Para Max Weber, el problema del nihilismo no es exactamente la falta de valores; es la ausencia de un centro, de una autoridad o una tradición, que los dote de sentido como verdades trascendentes y compartidas. El nihilismo no implica que los valores desaparezcan; significa, más bien, que se trivializan cuando cada individuo puede decidir por sí mismo y según su conveniencia “quién es Dios y quién el diablo”. Dicho en términos religiosos, para Weber la aflicción nihilista es menos la nada de los ateos que el caos del politeísmo.
Wendy Brown (California, 1955) ha escrito un breve pero exigente ensayo para pensar nuestro momento histórico con –y también contra– Max Weber: Tiempos Nihilistas (Lengua de Trapo, 2023). Brown identifica la devaluación de la vida pública y del conocimiento científico como síntomas de un desfondamiento moral de las sociedades actuales que desembocan en la reducción, por un lado, de la política a un caldo de cultivo para la demagogia y, por el otro, de la academia a un campo de batalla ideológico. A partir de ese certero diagnóstico, Brown propone releer desde el presente, aunque sin desconocer la especificidad de su contexto original, las célebres conferencias que Weber dictó a finales de la década de 1910 sobre la política y la ciencia como vocación.

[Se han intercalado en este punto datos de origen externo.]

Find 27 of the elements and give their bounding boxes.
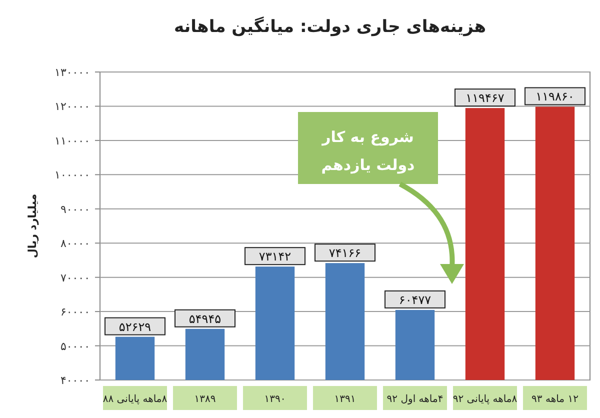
data-label: ۵۲۶۲۹: [118, 320, 152, 334]
y-tick-label: ۷۰۰۰۰: [60, 271, 90, 284]
x-tick-label: ۸ماهه پایانی ۸۸: [102, 394, 168, 405]
data-label: ۵۴۹۴۵: [188, 312, 222, 326]
data-label: ۶۰۴۷۷: [398, 292, 432, 307]
y-tick-label: ۱۲۰۰۰۰: [54, 100, 90, 114]
data-label: ۷۳۱۴۲: [258, 250, 292, 264]
x-tick-label: ۱۲ ماهه ۹۳: [532, 394, 578, 405]
data-label: ۱۱۹۴۶۷: [466, 91, 505, 106]
y-tick-label: ۱۰۰۰۰۰: [54, 168, 90, 182]
y-tick-label: ۱۱۰۰۰۰: [54, 134, 90, 148]
y-tick-label: ۹۰۰۰۰: [60, 202, 90, 216]
x-tick-label: ۱۳۹۱: [334, 394, 356, 405]
data-label: ۱۱۹۸۶۰: [536, 90, 574, 104]
y-tick-label: ۶۰۰۰۰: [60, 306, 90, 319]
x-tick-label: ۱۳۹۰: [264, 394, 286, 405]
y-tick-label: ۵۰۰۰۰: [60, 340, 90, 353]
data-label: ۷۴۱۶۶: [328, 246, 362, 260]
y-tick-label: ۱۳۰۰۰۰: [54, 66, 90, 79]
x-tick-label: ۱۳۸۹: [194, 394, 216, 405]
y-tick-label: ۸۰۰۰۰: [60, 237, 90, 250]
annotation: شروع به کار دولت یازدهم: [321, 128, 416, 174]
x-tick-label: ۴ماهه اول ۹۲: [386, 394, 444, 405]
y-tick-label: ۴۰۰۰۰: [60, 374, 90, 387]
x-tick-label: ۸ماهه پایانی ۹۲: [452, 394, 518, 405]
y-axis-title: میلیارد ریال: [26, 194, 39, 258]
chart-title: هزینه‌های جاری دولت: میانگین ماهانه: [174, 16, 486, 37]
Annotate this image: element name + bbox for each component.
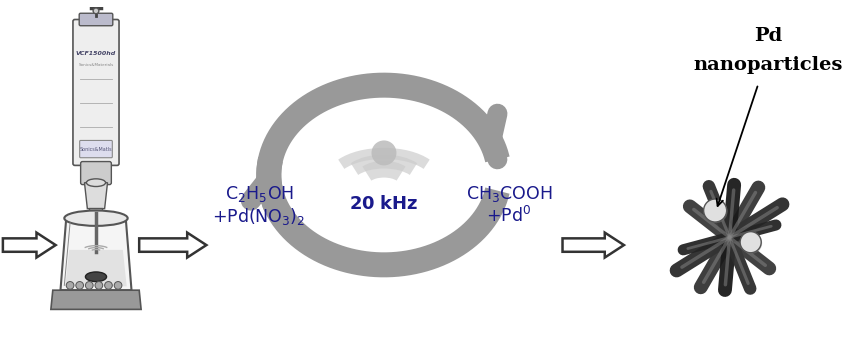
Polygon shape <box>60 218 132 290</box>
Text: Sonics&Matls: Sonics&Matls <box>80 147 112 152</box>
Polygon shape <box>139 233 207 258</box>
Text: VCF1500hd: VCF1500hd <box>76 51 116 56</box>
Circle shape <box>114 281 122 289</box>
Text: $\mathit{\mathbf{20\ kHz}}$: $\mathit{\mathbf{20\ kHz}}$ <box>349 195 419 213</box>
Polygon shape <box>89 209 103 214</box>
Text: $\mathsf{C_2H_5OH}$: $\mathsf{C_2H_5OH}$ <box>224 184 294 204</box>
Circle shape <box>86 281 94 289</box>
FancyBboxPatch shape <box>73 20 119 166</box>
Circle shape <box>705 200 728 223</box>
FancyBboxPatch shape <box>80 140 112 158</box>
Circle shape <box>94 8 99 14</box>
Text: nanoparticles: nanoparticles <box>694 56 842 74</box>
Circle shape <box>105 281 112 289</box>
Text: $\mathsf{+ Pd(NO_3)_2}$: $\mathsf{+ Pd(NO_3)_2}$ <box>212 206 306 227</box>
Circle shape <box>740 232 762 253</box>
Polygon shape <box>84 183 107 209</box>
Text: $\mathsf{CH_3COOH}$: $\mathsf{CH_3COOH}$ <box>466 184 552 204</box>
Text: Pd: Pd <box>754 27 782 45</box>
Ellipse shape <box>65 210 128 226</box>
Circle shape <box>66 281 74 289</box>
Polygon shape <box>51 290 141 309</box>
Circle shape <box>371 140 396 166</box>
Circle shape <box>76 281 83 289</box>
FancyBboxPatch shape <box>81 162 111 184</box>
Text: Sonics&Materials: Sonics&Materials <box>78 63 114 66</box>
Ellipse shape <box>87 179 105 187</box>
Circle shape <box>704 199 727 222</box>
Polygon shape <box>3 233 56 258</box>
Circle shape <box>741 233 762 254</box>
FancyBboxPatch shape <box>79 13 113 26</box>
Text: $\mathsf{+ Pd^0}$: $\mathsf{+ Pd^0}$ <box>486 206 531 226</box>
Ellipse shape <box>86 272 106 281</box>
Polygon shape <box>563 233 624 258</box>
Polygon shape <box>65 250 127 286</box>
Circle shape <box>95 281 103 289</box>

En el ámbito de la política, la respuesta de Weber frente al fenómeno del “desencantamiento del mundo” propio de la modernidad (i.e., capitalista, burocratizada, racionalista, secular, individualista, etcétera) es la figura de un líder político que actúa encarnando, simultáneamente, dos virtudes muy difíciles de conciliar: carisma y responsabilidad. El carisma es un atributo personal que proyecta autoridad e inspira obediencia; la responsabilidad, en contraste, es la capacidad de habérselas con la complejidad trágica de la política y sus consecuencias. Contra la indiferencia y el cinismo nihilistas, el carisma es determinación para entregarse a una causa valiosa; la responsabilidad, sensatez de no dejarse intoxicar por ella.
En el ámbito de la ciencia, Weber proponía una distinción tajante entre hechos y valores, una despersonalización radical del saber. Enemigo de los profetas y los agitadores en el aula, su imagen del quehacer científico estaba basada en un ideal de la objetividad (en palabras de Paul Watzlawick, “la fantasía de que puede haber observación sin observadores”) que raya en lo absurdo y que, irónicamente, lejos de ofrecer una solución a las tribulaciones del nihilismo, termina ahondándolas. Si en la política encontró una posibilidad de redención secular, en la ciencia sólo prescribió la necesidad de una resignación robótica.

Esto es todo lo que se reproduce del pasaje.